On 3/30/2018 at 1200 just before exit of survey, a "Medical Treatment Record" dated February 2018 was reviewed. This record was in grid form with each day from 2/17-3/7 present across the top, with the exception of 3/3 which was not present. Under the start date the treatment is listed as "Wash with mild soapy water. Repack with gauze daily." No end date was present. No assessments of the wound are present on this form.

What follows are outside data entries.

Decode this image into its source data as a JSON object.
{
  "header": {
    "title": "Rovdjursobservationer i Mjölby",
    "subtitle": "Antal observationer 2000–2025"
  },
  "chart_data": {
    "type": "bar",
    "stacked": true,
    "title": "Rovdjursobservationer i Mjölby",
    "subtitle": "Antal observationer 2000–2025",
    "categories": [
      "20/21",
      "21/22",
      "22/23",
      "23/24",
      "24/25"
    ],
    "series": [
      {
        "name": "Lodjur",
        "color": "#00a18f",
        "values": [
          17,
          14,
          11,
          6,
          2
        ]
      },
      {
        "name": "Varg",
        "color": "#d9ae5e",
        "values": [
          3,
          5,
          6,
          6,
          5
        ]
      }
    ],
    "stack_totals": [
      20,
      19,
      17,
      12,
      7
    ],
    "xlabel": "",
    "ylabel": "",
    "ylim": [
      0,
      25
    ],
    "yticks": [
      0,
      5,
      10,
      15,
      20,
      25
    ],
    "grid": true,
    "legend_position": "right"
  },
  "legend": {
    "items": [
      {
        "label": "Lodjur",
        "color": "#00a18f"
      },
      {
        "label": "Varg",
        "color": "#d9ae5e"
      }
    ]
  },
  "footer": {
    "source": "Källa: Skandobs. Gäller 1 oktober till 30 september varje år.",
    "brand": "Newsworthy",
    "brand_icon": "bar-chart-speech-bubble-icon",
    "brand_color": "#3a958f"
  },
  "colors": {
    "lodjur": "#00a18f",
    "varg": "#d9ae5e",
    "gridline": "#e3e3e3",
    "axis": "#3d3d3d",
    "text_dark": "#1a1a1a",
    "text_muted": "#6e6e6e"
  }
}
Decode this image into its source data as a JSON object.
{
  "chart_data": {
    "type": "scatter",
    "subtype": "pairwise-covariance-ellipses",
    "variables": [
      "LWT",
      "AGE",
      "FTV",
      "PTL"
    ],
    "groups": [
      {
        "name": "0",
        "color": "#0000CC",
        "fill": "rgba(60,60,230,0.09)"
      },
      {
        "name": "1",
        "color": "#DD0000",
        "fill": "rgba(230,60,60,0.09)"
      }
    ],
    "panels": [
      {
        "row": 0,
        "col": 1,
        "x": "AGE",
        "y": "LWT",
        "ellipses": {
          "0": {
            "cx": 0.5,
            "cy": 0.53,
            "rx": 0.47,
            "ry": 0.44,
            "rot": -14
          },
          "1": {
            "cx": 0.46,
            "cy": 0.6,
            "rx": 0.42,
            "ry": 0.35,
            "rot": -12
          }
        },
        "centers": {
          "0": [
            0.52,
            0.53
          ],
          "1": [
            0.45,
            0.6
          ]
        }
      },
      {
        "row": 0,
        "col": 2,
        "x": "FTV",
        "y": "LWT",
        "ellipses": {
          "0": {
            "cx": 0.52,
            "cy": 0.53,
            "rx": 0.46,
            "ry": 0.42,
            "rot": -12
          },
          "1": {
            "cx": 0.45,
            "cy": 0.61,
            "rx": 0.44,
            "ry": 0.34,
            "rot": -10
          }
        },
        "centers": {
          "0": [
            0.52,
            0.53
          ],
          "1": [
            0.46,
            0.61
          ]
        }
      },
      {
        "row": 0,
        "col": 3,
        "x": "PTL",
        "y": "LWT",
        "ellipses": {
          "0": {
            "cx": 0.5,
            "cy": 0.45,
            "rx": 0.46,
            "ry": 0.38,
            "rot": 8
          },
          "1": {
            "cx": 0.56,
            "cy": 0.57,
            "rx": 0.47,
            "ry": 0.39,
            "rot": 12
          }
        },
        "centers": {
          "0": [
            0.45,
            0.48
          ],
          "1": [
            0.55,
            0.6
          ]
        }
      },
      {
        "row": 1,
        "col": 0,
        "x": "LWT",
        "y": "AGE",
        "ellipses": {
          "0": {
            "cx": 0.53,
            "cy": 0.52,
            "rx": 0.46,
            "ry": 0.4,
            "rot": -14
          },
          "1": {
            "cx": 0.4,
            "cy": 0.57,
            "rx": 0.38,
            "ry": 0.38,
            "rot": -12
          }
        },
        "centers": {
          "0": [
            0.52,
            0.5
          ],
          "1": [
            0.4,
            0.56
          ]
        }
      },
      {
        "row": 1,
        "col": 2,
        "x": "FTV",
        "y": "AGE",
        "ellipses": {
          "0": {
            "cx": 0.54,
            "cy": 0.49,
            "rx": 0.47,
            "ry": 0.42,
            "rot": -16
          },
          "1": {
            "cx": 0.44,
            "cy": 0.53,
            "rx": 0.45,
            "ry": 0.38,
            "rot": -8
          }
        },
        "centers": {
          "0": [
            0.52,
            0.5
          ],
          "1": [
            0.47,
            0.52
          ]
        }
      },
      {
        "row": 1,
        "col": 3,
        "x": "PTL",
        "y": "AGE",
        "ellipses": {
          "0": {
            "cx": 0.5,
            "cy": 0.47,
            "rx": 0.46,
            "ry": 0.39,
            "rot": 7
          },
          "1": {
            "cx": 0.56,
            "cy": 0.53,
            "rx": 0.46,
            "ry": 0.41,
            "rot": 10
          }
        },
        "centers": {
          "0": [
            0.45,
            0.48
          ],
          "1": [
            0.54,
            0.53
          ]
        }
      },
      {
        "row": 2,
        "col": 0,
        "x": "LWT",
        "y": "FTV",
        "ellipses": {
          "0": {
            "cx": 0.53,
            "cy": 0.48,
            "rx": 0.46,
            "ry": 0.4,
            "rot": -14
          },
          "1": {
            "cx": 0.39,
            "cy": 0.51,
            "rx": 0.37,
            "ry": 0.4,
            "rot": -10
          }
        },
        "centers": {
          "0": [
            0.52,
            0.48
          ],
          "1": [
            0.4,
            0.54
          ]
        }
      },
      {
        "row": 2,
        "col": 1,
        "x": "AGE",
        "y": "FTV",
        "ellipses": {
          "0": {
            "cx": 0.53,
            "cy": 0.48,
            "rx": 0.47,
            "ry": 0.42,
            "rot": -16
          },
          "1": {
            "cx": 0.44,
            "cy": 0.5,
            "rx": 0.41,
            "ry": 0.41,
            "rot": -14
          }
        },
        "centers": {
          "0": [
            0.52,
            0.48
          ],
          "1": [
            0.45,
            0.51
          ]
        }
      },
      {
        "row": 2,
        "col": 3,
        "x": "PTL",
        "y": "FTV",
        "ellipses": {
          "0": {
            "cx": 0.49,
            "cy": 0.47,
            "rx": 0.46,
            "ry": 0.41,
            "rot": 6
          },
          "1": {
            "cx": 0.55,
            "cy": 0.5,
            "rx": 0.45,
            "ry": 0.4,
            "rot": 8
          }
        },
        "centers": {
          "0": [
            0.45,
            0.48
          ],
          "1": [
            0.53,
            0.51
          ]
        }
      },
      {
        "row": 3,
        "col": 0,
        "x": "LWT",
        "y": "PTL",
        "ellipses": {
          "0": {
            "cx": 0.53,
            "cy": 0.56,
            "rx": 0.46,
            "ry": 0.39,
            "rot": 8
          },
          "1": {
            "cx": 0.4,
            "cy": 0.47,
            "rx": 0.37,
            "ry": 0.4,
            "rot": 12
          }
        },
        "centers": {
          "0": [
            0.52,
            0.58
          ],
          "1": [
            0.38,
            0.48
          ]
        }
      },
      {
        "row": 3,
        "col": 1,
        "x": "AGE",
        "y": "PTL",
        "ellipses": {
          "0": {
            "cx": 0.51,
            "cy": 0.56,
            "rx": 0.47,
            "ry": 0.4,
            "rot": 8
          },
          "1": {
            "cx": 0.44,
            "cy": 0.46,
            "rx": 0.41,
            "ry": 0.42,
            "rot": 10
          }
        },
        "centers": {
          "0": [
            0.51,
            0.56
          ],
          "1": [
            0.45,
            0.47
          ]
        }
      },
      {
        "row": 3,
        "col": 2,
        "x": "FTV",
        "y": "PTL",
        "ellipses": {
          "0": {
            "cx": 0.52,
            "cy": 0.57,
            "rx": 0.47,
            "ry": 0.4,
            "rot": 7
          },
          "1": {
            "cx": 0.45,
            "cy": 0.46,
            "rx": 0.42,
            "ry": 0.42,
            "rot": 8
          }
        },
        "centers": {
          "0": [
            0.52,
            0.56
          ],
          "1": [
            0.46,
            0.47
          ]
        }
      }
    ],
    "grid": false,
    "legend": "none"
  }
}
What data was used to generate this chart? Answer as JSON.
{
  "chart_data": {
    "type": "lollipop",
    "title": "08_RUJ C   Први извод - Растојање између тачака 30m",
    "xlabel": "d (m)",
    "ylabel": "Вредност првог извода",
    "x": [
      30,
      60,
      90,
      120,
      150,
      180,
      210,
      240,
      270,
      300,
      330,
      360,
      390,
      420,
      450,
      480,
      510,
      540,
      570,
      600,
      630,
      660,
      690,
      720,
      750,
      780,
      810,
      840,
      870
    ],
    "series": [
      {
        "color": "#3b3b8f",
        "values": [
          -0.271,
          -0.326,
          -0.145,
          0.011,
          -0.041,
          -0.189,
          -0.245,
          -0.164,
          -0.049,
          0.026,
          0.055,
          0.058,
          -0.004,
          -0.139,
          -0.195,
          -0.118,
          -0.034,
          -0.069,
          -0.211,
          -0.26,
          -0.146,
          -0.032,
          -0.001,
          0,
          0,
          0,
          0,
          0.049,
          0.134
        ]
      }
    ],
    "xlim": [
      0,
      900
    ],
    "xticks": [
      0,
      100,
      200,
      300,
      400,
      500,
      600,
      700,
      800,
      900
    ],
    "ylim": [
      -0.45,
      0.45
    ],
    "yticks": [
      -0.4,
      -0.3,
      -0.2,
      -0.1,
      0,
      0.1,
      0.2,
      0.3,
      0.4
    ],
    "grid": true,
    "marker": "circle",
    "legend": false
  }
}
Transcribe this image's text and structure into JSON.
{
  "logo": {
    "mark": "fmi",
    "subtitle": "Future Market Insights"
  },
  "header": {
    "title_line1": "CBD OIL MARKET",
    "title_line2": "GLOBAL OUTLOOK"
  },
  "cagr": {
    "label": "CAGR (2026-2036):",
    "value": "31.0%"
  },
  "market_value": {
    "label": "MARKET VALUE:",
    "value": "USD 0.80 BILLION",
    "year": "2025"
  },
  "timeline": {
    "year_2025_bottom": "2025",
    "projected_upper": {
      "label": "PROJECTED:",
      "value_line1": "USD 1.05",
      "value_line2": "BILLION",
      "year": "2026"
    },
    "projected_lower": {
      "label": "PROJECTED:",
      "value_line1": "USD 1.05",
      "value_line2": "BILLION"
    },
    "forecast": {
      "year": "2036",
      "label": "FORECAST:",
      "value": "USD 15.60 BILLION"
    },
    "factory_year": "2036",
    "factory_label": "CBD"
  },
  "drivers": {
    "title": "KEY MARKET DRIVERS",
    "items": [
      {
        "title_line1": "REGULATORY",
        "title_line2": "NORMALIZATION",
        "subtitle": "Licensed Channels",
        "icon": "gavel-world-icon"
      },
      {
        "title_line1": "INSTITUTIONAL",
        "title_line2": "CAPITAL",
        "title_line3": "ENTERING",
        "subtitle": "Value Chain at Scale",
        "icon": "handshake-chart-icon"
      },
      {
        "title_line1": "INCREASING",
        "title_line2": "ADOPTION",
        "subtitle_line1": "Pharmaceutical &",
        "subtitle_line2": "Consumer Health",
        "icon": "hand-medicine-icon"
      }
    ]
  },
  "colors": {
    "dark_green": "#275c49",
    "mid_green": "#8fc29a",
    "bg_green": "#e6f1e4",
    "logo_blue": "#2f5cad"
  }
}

On 03/30/18 at 0930, a review was completed of facility policy and procedure titled, "Patient Registration Policy and Procedure" last revised 04/14/16. This policy indicated, under policy section, "Medical Records shall be accurate, complete and timely." This policy included, within the Definitions section, regarding the Medical Record, "The information justifies the patient's care, treatment, and services", and under the Standards section, "b. To furnish documentary evidence of the course of the patient's medical evaluation, treatment, and change in condition during the hospital stay" and "4. All significant clinical information pertaining to a patient is incorporated into the patient's medical record", and "18. Telephone orders shall be signed within 24 hours by the physician who initiated the order."